Indexes Flashcards
(10 cards)
What is the difference between a Heap table and a Clustered table?
A Heap table is a table in which, the data rows are not stored in any particular order within each data page. In addition, there is no particular order to control the data page sequence, that is not linked in a linked list. This is due to the fact that the heap table contains no clustered index.
A clustered table is a table that has a predefined clustered index on one column or multiple columns of the table that defines the storing order of the rows within the data pages and the order of the pages within the table, based on the clustered index key.
Explain how the SQL Server Engine uses an Index Allocation Map (IAM)?
IAM used with heap table to keep entry for each data page to track the allocation of the available pages, it’s the logical connection between the data pages that the SQL server engine used to move through the heap.
The heap is composed of IAM that points to all pages within the heap
What is the “Forwarding Pointers issue” and how can we fix it?

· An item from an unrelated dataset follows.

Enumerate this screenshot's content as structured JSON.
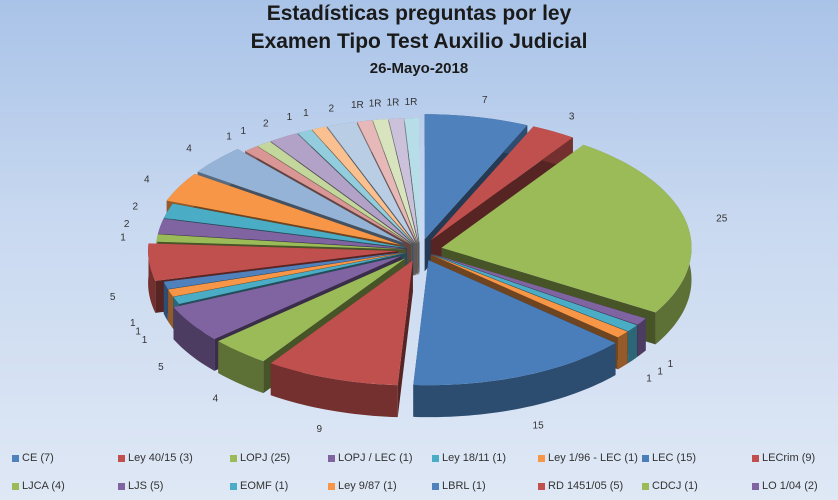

When a data modification operation is performed on heap table data pages, Forwarding Pointers will be inserted into the heap to point to the new location of the moved data. These forwarding pointers will cause performance issues over time due to visiting the old/original location vs the new location specified by the forwarding pointers to get a specific value.
Starting from SQL Server version 2008, a new method was introduced to overcome the forwarding pointers performance issue, by using the ALTER TABLE REBUILD command, that will rebuild the heap table.
What is a SQL Server Index?
Indexes are created to speed up the data retrieval and the query processing operations from a database table or view, by providing swift access to the database table rows, without the need to scan all the table’s data, in order to retrieve the requested data.
Describe the structure of a SQL Server Index that provides faster access to the table’s data?
- Index is created using the shape of B-tree, that made up of 8k pages size.
- Each page called index node.
- The B-tree provide a fast way to move through the table rows based on index key.
- the B-tree structure of the index consists of three main levels:
1- Root level: the top node that contains a single index page, from it sql server start its search.
2- Leaf level: the bottom level of the tree that contains the data pages of the actual table rows.
3- Intermediate level: one or multiple levels between root and leaf levels, that holds the index value and the pointer to the next intermediate level or to the leaf node.
Explain Index Depth, Density and Selectivity factors and how these factors affect index performance?
- Index depth is the number of levels from the index root node to the leaf nodes. An index that is quite deep will suffer from slow performance issue. An index with only 3 to 4 levels is very common.
- Index density is a measure of the lack of uniqueness of the data in a table. A dense column is one that has a high number of duplicates.
- Index selectivity is a measure of how many rows scanned compared to the total number of rows. An index with high selectivity means a small number of rows scanned when related to the total number of rows.
Why it is not recommended to create indexes on small tables?
It takes the SQL Server Engine less time scanning the underlying table than traversing the index when searching for specific data. In this case, the index will not be used but it will still negatively affect the performance of data modification operations, as it will be always adjusted when modifying the underlying table’s data.
What are some different ways to create an index?
- CREATE INDEX T-SQL statement.
- Using SQL Server Management Studio.
- Indirectly by defining the PRIMARY KEY and the UNIQUE constraint within the CREATE TABLE or ALTER TABLE statements.
How many Clustered indexes can be created on a table and why?
only one Clustered index per each table, as the data can be sorted in the table using only one order criteria.
Describe the characteristics ideal Clustered index keys.
- Short: Although SQL Server allows us to add up to 16 columns to the clustered index key, with a maximum key size of 900 bytes, the typical clustered index key is much smaller than what is allowed, with as few columns as possible. A wide Clustered index key will also affect all non-clustered indexes built over that clustered index, as the clustered index key will be used as a lookup key for all the non-clustered indexes pointing to it.
- Static: It is recommended to choose columns that are not changed frequently in a clustered index key. Changing the clustered index key values means that the whole row will be moved to the new proper page to keep the data values in the correct order.
- Increasing: Using an increasing (aka incrementing) column, such as the IDENTITY column, as a clustered index key will help in improving the INSERT process, that will directly insert the new values at the logical end of the table. This highly recommended choice will help in reducing the amount of memory required for the page buffers, minimize the need to split the page into two pages to fit the newly inserted values and the fragmentation occurrence, that required rebuilding or reorganizing the index again.
- Unique: It is recommended to declare the clustered index key column or combination of columns as unique to improve query performance. Otherwise, SQL Server will automatically add a uniqueifier column to enforce the clustered index key uniqueness.
- Accessed frequently: This is due to the fact that the rows will be stored in the clustered index in a sorted order based on that index key that is used to access the data.
- Used in the ORDER BY clause: In this case, there no need for the SQL Server Engine to sort the data in order to display it, as the rows are already sorted based on the index key used in the ORDER BY clause.